Steel castings group Bonds lines up investment across North East operations

Manufacturer with County Durham and Cumbrian sites is confident it can weather oil and gas downturn

Martin Avery Jamie Beveridge of Bonds Foundry examines two castings, with a combined weight of 14.5 tonnes which make up a horizontal split pump casing, prior to shipment to a customer in Germany
Jamie Beveridge of Bonds Foundry examines two castings, with a combined weight of 14.5 tonnes which make up a horizontal split pump casing, prior to shipment to a customer in Germany

Investment is planned across the North East and Cumbrian sites of steel castings group Bonds, the business’ chairman has told The Journal.

Around £2m investment across the group’s Tow Law, Crook and Alston sites is expected in the near future, according to chairman Paul Duncan, who was speaking following the latest accounts for the manufacturer.

Turnover at BondsHold Limited, the group behind County Durham-based Bonds Foundry and Alston-based Bonds Precision Castings, remained broadly flat in 2014 although Mr Duncan said the group’s outlook was broadly positive.

The 247-employee strong group, which undertakes 60% of its work in the beleaguered oil and gas market, saw turnover drop only slightly to £16.1m in 2014, from £16.8m.

Bonds said the relatively static year had been unusual given its average growth rate of 9% a year over the previous four years.

Operating profits fell to £31,503 from £243,195 during the period.

Mr Duncan said: “A good proportion of our work is in the oil and gas sector.
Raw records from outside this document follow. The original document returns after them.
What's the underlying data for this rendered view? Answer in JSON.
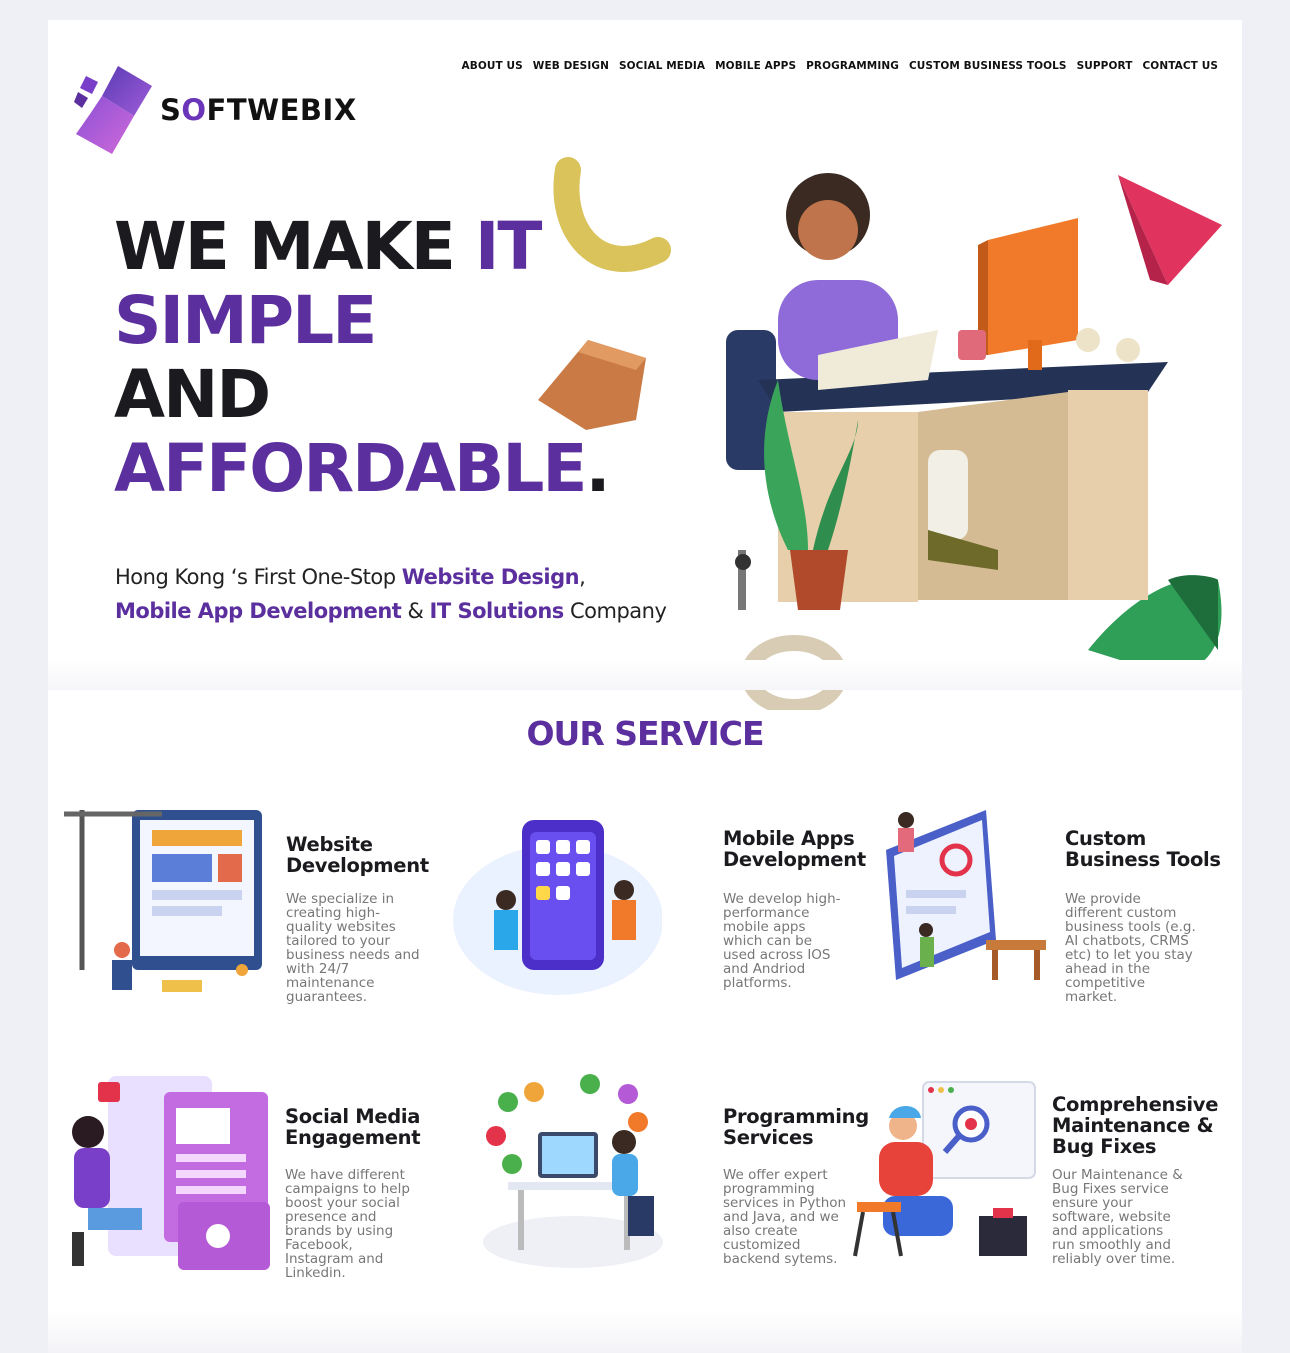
{
  "brand": {
    "name_pre": "S",
    "name_o": "O",
    "name_post": "FTWEBIX"
  },
  "nav": [
    {
      "label": "ABOUT US"
    },
    {
      "label": "WEB DESIGN"
    },
    {
      "label": "SOCIAL MEDIA"
    },
    {
      "label": "MOBILE APPS"
    },
    {
      "label": "PROGRAMMING"
    },
    {
      "label": "CUSTOM BUSINESS TOOLS"
    },
    {
      "label": "SUPPORT"
    },
    {
      "label": "CONTACT US"
    }
  ],
  "hero": {
    "line1_a": "WE MAKE ",
    "line1_b": "IT",
    "line2": "SIMPLE",
    "line3": "AND",
    "line4": "AFFORDABLE",
    "line4_dot": ".",
    "sub1_a": "Hong Kong ‘s First One-Stop ",
    "sub1_b": "Website Design",
    "sub1_c": ",",
    "sub2_a": "Mobile App Development",
    "sub2_b": " & ",
    "sub2_c": "IT Solutions",
    "sub2_d": " Company"
  },
  "services": {
    "title": "OUR SERVICE",
    "items": [
      {
        "title_1": "Website",
        "title_2": "Development",
        "title_3": "",
        "desc": [
          "We specialize in",
          "creating high-",
          "quality websites",
          "tailored to your",
          "business needs and",
          "with 24/7",
          "maintenance",
          "guarantees."
        ],
        "icon": "website-development-illustration"
      },
      {
        "title_1": "Mobile Apps",
        "title_2": "Development",
        "title_3": "",
        "desc": [
          "We develop high-",
          "performance",
          "mobile apps",
          "which can be",
          "used across IOS",
          "and Andriod",
          "platforms."
        ],
        "icon": "mobile-apps-illustration"
      },
      {
        "title_1": "Custom",
        "title_2": "Business Tools",
        "title_3": "",
        "desc": [
          "We provide",
          "different custom",
          "business tools (e.g.",
          "AI chatbots, CRMS",
          "etc) to let you stay",
          "ahead in the",
          "competitive",
          "market."
        ],
        "icon": "business-tools-illustration"
      },
      {
        "title_1": "Social Media",
        "title_2": "Engagement",
        "title_3": "",
        "desc": [
          "We have different",
          "campaigns to help",
          "boost your social",
          "presence and",
          "brands by using",
          "Facebook,",
          "Instagram and",
          "Linkedin."
        ],
        "icon": "social-media-illustration"
      },
      {
        "title_1": "Programming",
        "title_2": "Services",
        "title_3": "",
        "desc": [
          "We offer expert",
          "programming",
          "services in Python",
          "and Java, and we",
          "also create",
          "customized",
          "backend sytems."
        ],
        "icon": "programming-illustration"
      },
      {
        "title_1": "Comprehensive",
        "title_2": "Maintenance &",
        "title_3": "Bug Fixes",
        "desc": [
          "Our Maintenance &",
          "Bug Fixes service",
          "ensure your",
          "software, website",
          "and applications",
          "run smoothly and",
          "reliably over time."
        ],
        "icon": "maintenance-illustration"
      }
    ]
  }
}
The slump in the market did provoke a moment of realisation for us but luckily our portfolio is fairly well spread and we did not feel the effects too much.

“There’s still a good base of work out there, albeit with more competition for it, and at more competitive prices.
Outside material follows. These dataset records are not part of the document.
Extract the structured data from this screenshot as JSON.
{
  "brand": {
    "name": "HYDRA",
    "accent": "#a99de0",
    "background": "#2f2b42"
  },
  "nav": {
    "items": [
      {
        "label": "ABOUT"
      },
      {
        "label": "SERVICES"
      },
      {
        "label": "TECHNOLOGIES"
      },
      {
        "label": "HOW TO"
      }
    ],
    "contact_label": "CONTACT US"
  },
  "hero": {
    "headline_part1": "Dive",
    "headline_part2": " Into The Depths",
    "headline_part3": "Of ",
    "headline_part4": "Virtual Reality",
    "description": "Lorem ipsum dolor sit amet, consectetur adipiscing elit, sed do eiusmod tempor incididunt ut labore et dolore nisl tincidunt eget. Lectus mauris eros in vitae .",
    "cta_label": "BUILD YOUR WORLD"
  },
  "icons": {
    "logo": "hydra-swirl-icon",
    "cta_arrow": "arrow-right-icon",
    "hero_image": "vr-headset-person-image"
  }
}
“The foundry market is in a current state of structural change but I think we are relatively better placed than others due to the breadth of work which has spread the risk.”
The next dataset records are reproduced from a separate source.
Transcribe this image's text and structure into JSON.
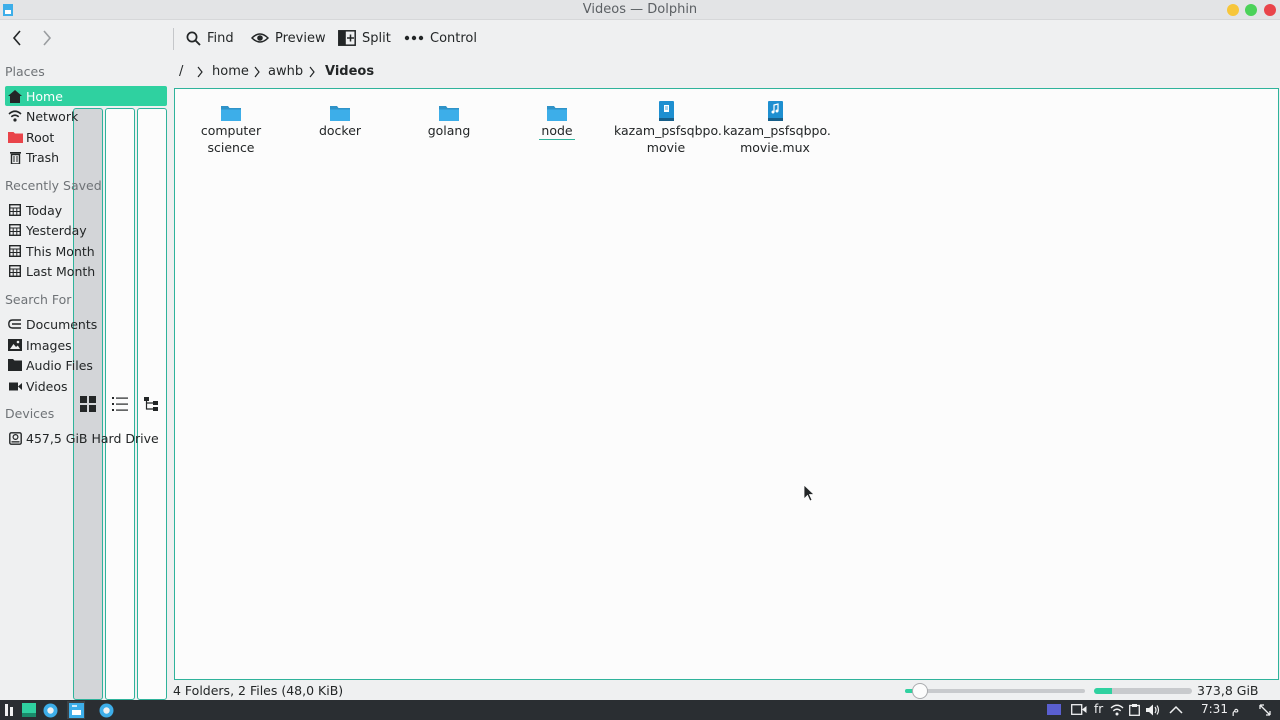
{
  "window": {
    "title": "Videos — Dolphin"
  },
  "toolbar": {
    "find_label": "Find",
    "preview_label": "Preview",
    "split_label": "Split",
    "control_label": "Control"
  },
  "sidebar": {
    "places_title": "Places",
    "places": [
      {
        "label": "Home",
        "icon": "home-icon"
      },
      {
        "label": "Network",
        "icon": "network-icon"
      },
      {
        "label": "Root",
        "icon": "folder-red-icon"
      },
      {
        "label": "Trash",
        "icon": "trash-icon"
      }
    ],
    "recent_title": "Recently Saved",
    "recent": [
      {
        "label": "Today",
        "icon": "calendar-icon"
      },
      {
        "label": "Yesterday",
        "icon": "calendar-icon"
      },
      {
        "label": "This Month",
        "icon": "calendar-icon"
      },
      {
        "label": "Last Month",
        "icon": "calendar-icon"
      }
    ],
    "search_title": "Search For",
    "search": [
      {
        "label": "Documents",
        "icon": "documents-icon"
      },
      {
        "label": "Images",
        "icon": "images-icon"
      },
      {
        "label": "Audio Files",
        "icon": "audio-icon"
      },
      {
        "label": "Videos",
        "icon": "video-icon"
      }
    ],
    "devices_title": "Devices",
    "devices": [
      {
        "label": "457,5 GiB Hard Drive",
        "icon": "hard-drive-icon"
      }
    ]
  },
  "breadcrumb": {
    "root": "/",
    "parts": [
      "home",
      "awhb"
    ],
    "current": "Videos"
  },
  "files": [
    {
      "line1": "computer science",
      "line2": "",
      "kind": "folder"
    },
    {
      "line1": "docker",
      "line2": "",
      "kind": "folder"
    },
    {
      "line1": "golang",
      "line2": "",
      "kind": "folder"
    },
    {
      "line1": "node",
      "line2": "",
      "kind": "folder"
    },
    {
      "line1": "kazam_psfsqbpo.",
      "line2": "movie",
      "kind": "document"
    },
    {
      "line1": "kazam_psfsqbpo.",
      "line2": "movie.mux",
      "kind": "audio"
    }
  ],
  "status": {
    "summary": "4 Folders, 2 Files (48,0 KiB)",
    "free_space": "373,8 GiB free",
    "used_fraction": 0.18,
    "zoom_fraction": 0.05
  },
  "taskbar": {
    "keyboard_layout": "fr",
    "clock": "7:31 م"
  },
  "colors": {
    "accent": "#2fd1a0",
    "folder": "#3daee9",
    "root_folder": "#e9444a"
  }
}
Cost cutting to the tune of £500,000, including a small number of voluntary redundancies, was used to mitigate the impact of the oil and gas downturn.

The year saw an amalgamation of Bonds CastTech, the lower to mid-weight castings supplier of the group, and Bonds Foundry — prompted by increased intercompany trading between the two.

The combined turnover of the two firms for the year would have amounted to £12.2m with a profit margin of 3.8%. Company secretary Robert Blackett said the performance represented an adequate return given adverse market conditions.

Following the move, Bonds Foundry now operates three sites, including two at Tow Law for large castings with expanded heat treatment and one at Crook for smaller castings with finishing and fabrication facilities.

The group also operates an Alston base for Bonds Precision Castings, which has been under its ownership since 2008. Plans to expand the site with a £1.25m 10,000 sq ft factory extension have been granted conditional approval by the local authority.

Mr Duncan said the group would continue to pursue work over the next 12 months through marketing activity and expected modest profits in line with the recent results.

Two third-year undergraduate mechanical engineering students are expected to join the group in the near future to complement the 16 apprentices currently on the payroll.

Bonds specialises in the manufacture and supply of steel castings up to 12 tonnes finished weight for original equipment manufacturers in the oil and gas, power, construction and marine markets.

The firm has previously supplied and repaired anchors for Ministry of Defence ships and submarines and valve castings for the oil and gas industry, among other contracts.